Hadamard Coded Modulation for Visible Light Communications

TL;DR

This paper introduces Hadamard coded modulation (HCM) for visible light communication systems, offering improved performance at high illumination levels by reducing peak-to-average power ratio and enhancing signal robustness.

Contribution

The paper proposes HCM using FWHT as an alternative to OFDM, and introduces DCR-HCM for dimmer lighting, improving power efficiency and reducing nonlinear distortion in VLC systems.

Findings

HCM outperforms OFDM at high illumination levels due to lower PAPR.

DCR-HCM enables lower peak amplitudes for dimmer lighting environments.
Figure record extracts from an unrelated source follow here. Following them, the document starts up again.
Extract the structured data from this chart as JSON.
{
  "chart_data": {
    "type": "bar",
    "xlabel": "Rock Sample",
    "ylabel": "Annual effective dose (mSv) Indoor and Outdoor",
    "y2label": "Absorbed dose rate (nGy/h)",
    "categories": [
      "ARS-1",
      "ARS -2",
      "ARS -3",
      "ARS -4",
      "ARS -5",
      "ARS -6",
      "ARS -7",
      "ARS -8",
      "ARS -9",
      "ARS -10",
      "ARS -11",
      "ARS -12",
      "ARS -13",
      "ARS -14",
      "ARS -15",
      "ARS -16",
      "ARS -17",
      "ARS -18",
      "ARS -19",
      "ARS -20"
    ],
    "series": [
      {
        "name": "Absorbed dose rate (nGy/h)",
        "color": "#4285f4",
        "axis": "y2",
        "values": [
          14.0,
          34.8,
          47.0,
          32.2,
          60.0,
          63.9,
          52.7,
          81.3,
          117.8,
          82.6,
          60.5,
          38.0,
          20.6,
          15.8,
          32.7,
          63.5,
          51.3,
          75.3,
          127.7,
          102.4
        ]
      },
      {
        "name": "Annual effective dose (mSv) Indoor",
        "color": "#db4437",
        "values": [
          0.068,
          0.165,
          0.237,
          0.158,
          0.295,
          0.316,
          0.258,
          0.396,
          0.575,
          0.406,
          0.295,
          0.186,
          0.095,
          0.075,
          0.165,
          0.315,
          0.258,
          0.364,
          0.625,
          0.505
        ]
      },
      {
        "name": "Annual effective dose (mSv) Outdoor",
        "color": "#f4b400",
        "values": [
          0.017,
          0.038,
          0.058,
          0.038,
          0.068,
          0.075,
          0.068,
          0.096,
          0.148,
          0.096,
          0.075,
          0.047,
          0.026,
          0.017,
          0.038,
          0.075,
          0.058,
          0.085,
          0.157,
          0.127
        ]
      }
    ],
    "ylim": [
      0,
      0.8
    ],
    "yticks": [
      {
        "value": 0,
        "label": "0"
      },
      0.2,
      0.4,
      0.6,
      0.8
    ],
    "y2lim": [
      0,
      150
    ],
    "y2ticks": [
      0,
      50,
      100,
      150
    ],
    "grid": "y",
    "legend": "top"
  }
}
Interleaving enhances resistance to inter-symbol interference in dispersive VLC links.

Abstract

Visible light communication (VLC) systems using the indoor lighting system to also provide downlink communications require high average optical powers in order to satisfy the illumination needs. This can cause high amplitude signals common in higher-order modulation schemes to be clipped by the peak power constraint of the light emitting diode (LED) and lead to high signal distortion. In this paper we introduce Hadamard coded modulation (HCM) to achieve low error probabilities in LED-based VLC systems needing high average optical powers. This technique uses a fast Walsh-Hadamard transform (FWHT) to modulate the data as an alternative modulation technique to orthogonal frequency division multiplexing (OFDM). HCM achieves a better performance for high illumination levels because of its small peak to average power ratio (PAPR). The power efficiency of HCM can be improved by reducing the DC part of the transmitted signals without losing any information. The resulting so-called DC-reduced HCM (DCR-HCM) is well suited to environments requiring dimmer lighting as it transmits signals with lower peak amplitudes compared to HCM, which are thus subject to less nonlinear distortion. Interleaving can be applied to HCM to make the resulting signals more resistant against inter-symbol interference (ISI) in dispersive VLC links.